En todo caso, fue la presencia del Señor la que tocó su corazón, quizá sin necesidad de grandes palabras. Su corazón entendió que era alguien a quien podía acercarse, a quien podía abrirle sus profundidades; alguien que la amaba sin interés personal; uno de quien no tenía que temer ser juzgada como persona; alguien en cuya presencia podría abandonarse por completo…
Así, sus ojos se llenan de lágrimas: quizá una mezcla entre arrepentimiento y alegría. Arrepentimiento en presencia del Santo, ante quien queda aún más patente la fealdad del pecado. Pero, al mismo tiempo, ella experimenta la alegría de saberse aceptada, de no verse rechazada en su pecado para seguir endureciéndose en él; la alegría de que ante sus ojos se le presenta una vida nueva en el amor del Señor. Su corazón desborda de gratitud y parece querer demostrarle a Jesús todo su amor: “Desde que entré no ha dejado de besar mis pies” –le dice Jesús al fariseo. Ella le mostró a Jesús su amor, y sus muchos pecados le fueron perdonados.
La autoridad de Jesús es una autoridad del amor. Todo el que no tenga su corazón cerrado la percibirá y estará dispuesto a servirle de buen grado. Jesús despierta en nosotros lo más profundo: nuestra capacidad de entrega como respuesta de nuestro amor. Quizá se expresa de forma distinta en el hombre y en la mujer, pero la fuente es la misma.
Ahora bien, el Señor quiere que también nosotros seamos partícipes de esta su autoridad.

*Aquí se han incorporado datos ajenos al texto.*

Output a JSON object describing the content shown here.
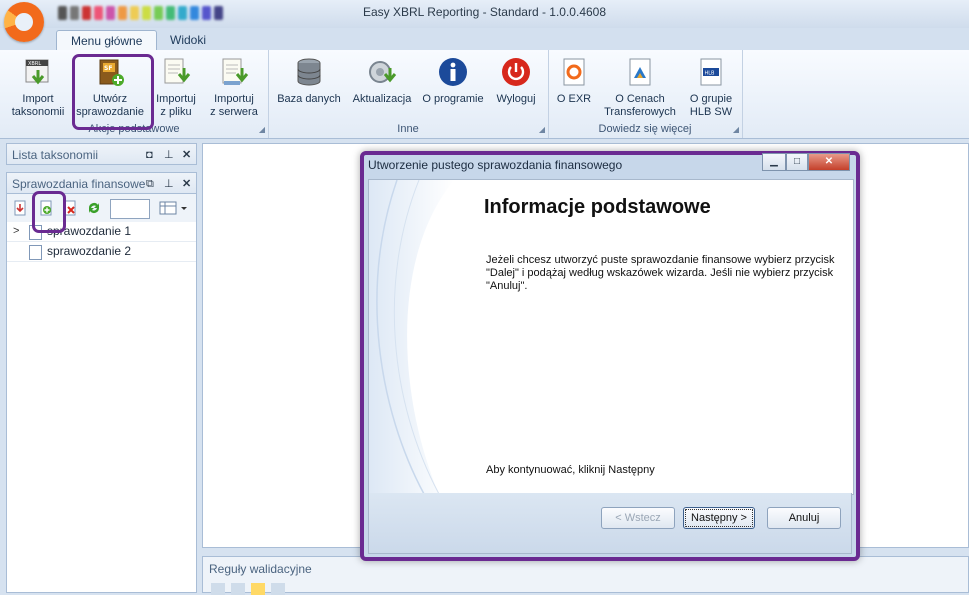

Tal vez esta indicación se dirige especialmente a nosotros, los varones. Nosotros podemos ganarnos a las personas cuando se saben amadas por nosotros. Un hombre que verdaderamente ama inspira confianza. Su autoridad no procede tanto de un cargo o posición que asuma en la sociedad; sino que la verdadera y permanente autoridad es fruto del amor puesto en práctica, de que el Señor se refleje cada vez más en nuestro ser. Ni siquiera podemos aspirar directamente una autoridad tal, ni la lograremos con los esfuerzos de nuestra voluntad. Será, más bien, el fruto de nuestra entrega a Jesús y de configurarnos a imagen y semejanza de Dios.
El mundo necesita hombres y mujeres en quienes se despliegue el amor de Jesús. Ellos podrán convertirse en padres y madres en la fe, y podrán facilitar a los pecadores el retorno a la casa del Padre. Generalmente las personas se someten de buena gana a una autoridad que provenga del amor y de la verdad, pues ésta los eleva. La presencia de Jesús suscitó lo mejor en esta mujer, y ella le mostró incansablemente su amor. Lo mismo puede suceder cuando las personas experimentan la gracia de la conversión, cuando en nosotros encuentran al Señor.